Friday, June 05, 2009

CSI: Divorce

What is forensic accounting?

See my recent article, explaining the concept as it relates to divorce, here.

Wednesday, June 03, 2009

Difficult Healthcare Decisions

But in this world nothing can be said to be certain, except death and taxes

Benjamin Franklin (1706-1790), Letter to Jean Baptiste Le Roy (1789)

Long ago, Benjamin Franklin warned us of the inevitability of the end of life. Of course, he also commented on the quite unfortunate inevitability of taxes but that is a topic for a different day.

At some point in our lives, any of us may be unable to make our own healthcare choices. A particular poignant example of someone in this position was Terry Schiavo, the Florida woman whose medical care riveted the nation. Her inability to communicate left her medical decisions to others. Ultimately, her estranged husband, who was living with another woman with whom he had fathered children, made her decisions and controlled her estate.

Terry Schiavo had left no written instructions with regard to her wishes. Perhaps her husband did what she would have done. But perhaps not. (Her own family - mother, father, close relatives - vigorously and aggressively opposed her estranged husband’s decisions). Incidentally, the estranged husband was the only one with her when she suffered the debilitation that resulted in her need for medical care. Accordingly, he was the last person to see her conscious.

Most, if not all, people would not want an estranged spouse making decisions, especially someone who was living with someone else and raising children. Written instructions regarding your wishes can potentially avoid a Terry Schiavo-like nightmare.

By having an Advance Health Care Directive, you can document your wishes for your own medical care so that you can still be heard, even if there comes a time you cannot speak for yourself. In addition to a written directive, you can also decide who will be your spokesperson (your agent).

If you are ever faced with a serious medical problem, without a written directive, your family and other loved ones may have to make heart-wrenching decisions on your behalf. Should you receive a feeding tube? Breathing machine? Extraordinary measures? By spelling out your own thoughts on the treatment you would prefer, you can take some of the more difficult decisions out of their hands. A written directive can also potentially avoid a bedside battle erupting with regard to your medical care.

Health care directives are not simply for people with terminal illnesses or facing the end of life. Tragedy sometimes strike when we least expect it. Having a health care directive can ease the burden on those close to you during such a difficult time, while making sure that your wishes are followed.

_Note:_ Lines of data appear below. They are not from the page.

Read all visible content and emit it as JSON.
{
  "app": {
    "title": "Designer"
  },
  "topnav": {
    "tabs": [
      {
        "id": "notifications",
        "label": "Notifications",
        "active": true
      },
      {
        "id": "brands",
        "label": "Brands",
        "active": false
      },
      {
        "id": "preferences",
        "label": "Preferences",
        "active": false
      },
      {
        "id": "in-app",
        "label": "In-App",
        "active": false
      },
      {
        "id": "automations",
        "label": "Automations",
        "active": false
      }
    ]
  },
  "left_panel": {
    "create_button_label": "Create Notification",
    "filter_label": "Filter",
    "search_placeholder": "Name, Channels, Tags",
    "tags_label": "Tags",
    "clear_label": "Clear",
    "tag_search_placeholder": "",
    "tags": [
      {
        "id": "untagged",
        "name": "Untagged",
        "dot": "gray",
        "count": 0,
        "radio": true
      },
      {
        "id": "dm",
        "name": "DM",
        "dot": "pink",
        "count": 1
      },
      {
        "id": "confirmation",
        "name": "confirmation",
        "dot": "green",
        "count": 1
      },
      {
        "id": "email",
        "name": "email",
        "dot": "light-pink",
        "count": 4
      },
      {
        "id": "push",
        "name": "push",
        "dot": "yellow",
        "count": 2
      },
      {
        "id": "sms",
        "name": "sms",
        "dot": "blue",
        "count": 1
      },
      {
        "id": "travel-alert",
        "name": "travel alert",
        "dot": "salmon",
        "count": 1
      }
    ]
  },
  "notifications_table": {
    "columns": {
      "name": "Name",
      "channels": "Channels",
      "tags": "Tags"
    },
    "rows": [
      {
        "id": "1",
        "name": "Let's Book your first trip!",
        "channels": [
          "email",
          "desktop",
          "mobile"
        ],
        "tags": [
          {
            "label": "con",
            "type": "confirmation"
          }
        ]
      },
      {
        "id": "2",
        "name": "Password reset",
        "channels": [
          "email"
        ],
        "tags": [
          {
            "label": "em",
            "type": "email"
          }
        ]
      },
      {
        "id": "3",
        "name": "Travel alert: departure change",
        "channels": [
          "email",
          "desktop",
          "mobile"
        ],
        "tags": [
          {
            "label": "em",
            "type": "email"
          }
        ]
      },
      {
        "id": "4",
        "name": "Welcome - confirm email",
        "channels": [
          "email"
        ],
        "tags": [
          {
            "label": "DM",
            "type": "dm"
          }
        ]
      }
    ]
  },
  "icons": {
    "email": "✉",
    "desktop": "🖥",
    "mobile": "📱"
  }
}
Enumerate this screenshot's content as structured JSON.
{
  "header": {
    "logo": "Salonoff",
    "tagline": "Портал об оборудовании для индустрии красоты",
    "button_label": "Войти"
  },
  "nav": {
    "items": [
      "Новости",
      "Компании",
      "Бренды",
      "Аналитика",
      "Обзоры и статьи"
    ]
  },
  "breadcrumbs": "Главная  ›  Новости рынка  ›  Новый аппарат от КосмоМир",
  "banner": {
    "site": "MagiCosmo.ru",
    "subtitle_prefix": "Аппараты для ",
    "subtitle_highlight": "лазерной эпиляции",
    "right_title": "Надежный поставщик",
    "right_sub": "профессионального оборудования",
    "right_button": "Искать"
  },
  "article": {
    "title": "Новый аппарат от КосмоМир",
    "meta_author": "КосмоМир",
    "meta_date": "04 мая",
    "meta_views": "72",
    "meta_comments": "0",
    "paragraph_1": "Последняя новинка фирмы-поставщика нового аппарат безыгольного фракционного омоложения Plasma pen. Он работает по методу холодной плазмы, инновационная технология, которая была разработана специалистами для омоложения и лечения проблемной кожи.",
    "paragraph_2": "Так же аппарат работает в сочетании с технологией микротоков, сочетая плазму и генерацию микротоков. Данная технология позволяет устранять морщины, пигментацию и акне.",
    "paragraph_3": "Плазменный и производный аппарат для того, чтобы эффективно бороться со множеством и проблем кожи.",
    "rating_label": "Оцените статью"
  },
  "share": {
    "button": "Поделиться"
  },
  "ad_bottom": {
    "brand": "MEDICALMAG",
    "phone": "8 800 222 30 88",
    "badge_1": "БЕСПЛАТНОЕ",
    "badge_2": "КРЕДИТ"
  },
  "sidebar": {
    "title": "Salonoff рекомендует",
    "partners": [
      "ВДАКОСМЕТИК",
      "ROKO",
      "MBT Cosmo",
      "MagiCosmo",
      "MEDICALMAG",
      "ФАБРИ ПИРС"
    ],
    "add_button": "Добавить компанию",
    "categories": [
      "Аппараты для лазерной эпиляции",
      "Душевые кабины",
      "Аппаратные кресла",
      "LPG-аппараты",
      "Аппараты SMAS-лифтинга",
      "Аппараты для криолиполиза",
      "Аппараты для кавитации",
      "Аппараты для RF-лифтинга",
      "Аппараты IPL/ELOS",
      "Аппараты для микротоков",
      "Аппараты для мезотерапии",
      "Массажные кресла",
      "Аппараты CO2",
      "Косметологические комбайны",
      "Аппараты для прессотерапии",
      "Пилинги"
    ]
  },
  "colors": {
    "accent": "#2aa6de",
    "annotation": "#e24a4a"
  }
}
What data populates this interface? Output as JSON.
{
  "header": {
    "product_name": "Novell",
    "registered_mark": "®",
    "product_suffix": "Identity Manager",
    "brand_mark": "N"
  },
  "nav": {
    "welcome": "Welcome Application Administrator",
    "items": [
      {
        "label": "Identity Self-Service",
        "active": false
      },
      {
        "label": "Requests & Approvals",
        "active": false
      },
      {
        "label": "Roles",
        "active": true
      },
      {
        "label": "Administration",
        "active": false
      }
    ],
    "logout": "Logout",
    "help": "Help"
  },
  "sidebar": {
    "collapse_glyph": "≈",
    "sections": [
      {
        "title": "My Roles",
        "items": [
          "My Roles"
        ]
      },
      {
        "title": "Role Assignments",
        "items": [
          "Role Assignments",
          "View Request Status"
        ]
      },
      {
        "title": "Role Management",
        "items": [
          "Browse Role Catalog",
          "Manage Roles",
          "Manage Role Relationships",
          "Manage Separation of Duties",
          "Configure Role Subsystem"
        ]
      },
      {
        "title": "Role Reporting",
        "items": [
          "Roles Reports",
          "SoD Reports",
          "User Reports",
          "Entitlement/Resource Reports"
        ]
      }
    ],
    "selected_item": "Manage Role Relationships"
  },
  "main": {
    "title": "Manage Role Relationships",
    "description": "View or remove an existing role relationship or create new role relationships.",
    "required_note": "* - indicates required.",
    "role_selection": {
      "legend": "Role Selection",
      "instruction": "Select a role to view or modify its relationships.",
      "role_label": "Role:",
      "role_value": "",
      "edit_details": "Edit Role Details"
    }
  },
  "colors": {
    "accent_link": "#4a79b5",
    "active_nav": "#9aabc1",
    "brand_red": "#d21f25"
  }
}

Health care directives can come in a variety of forms. The two main types are a Living Will and a Healthcare Power of Attorney.

A Living Will allows you to document your wishes about medical treatment, life support and other major medical decisions. These instructions would generally take effect only when you cannot communicate on your own and you are either facing imminent death (like an end-stage medical condition) or are permanently unconscious. A Healthcare Power of Attorney allows you to name a person to make healthcare choices for you (your healthcare agent). You can restrict the types of choices that the agent makes for you as well as when and how that person would make your choices. Sometimes people prefer to make a combined directive that includes both the Living Will and Healthcare Power of Attorney.

For more information including sample forms, you can visit You can also find information at

As Living Wills and Healthcare Powers of Attorney literally deal with life and death issues, your documents must meet certain criteria. Accordingly, you may want to consult with an attorney to make sure your documents include the necessary language and are drafted appropriately.

Monday, June 01, 2009

Spouse’s Signature Not A Life or Death Matter!

So many times, I hear people saying that their spouse will not "sign the divorce papers." However, in both Pennsylvania and New Jersey, you do not need your spouse’s signature on divorce papers in order to finalize the divorce. Of course, a spouse’s cooperation will be helpful and make the process much more efficient and possibly cost effective, but you can get a divorce without your spouse’s signature.

On May 29, 2009, I read an article in the Sun Sentinel, a Broward County, Florida newspaper, that described the case of a woman who was charged with attempted murder of her husband. Apparently, the 51 year old woman held a knife to her husband’s throat and demanded he sign the divorce papers, as well as the deed to their house over to her. When he did not cooperate, she used a steak knife to begin slashing the fingers on his left hand.
She was arrested and charged with aggravated battery with a deadly weapon. Her bail was set at $75,000.

Obviously, this is an extreme case and I would imagine this woman’s pent up rage boiled over to the point where she took such a ridiculous action. However, these types of drastic measures are not necessary.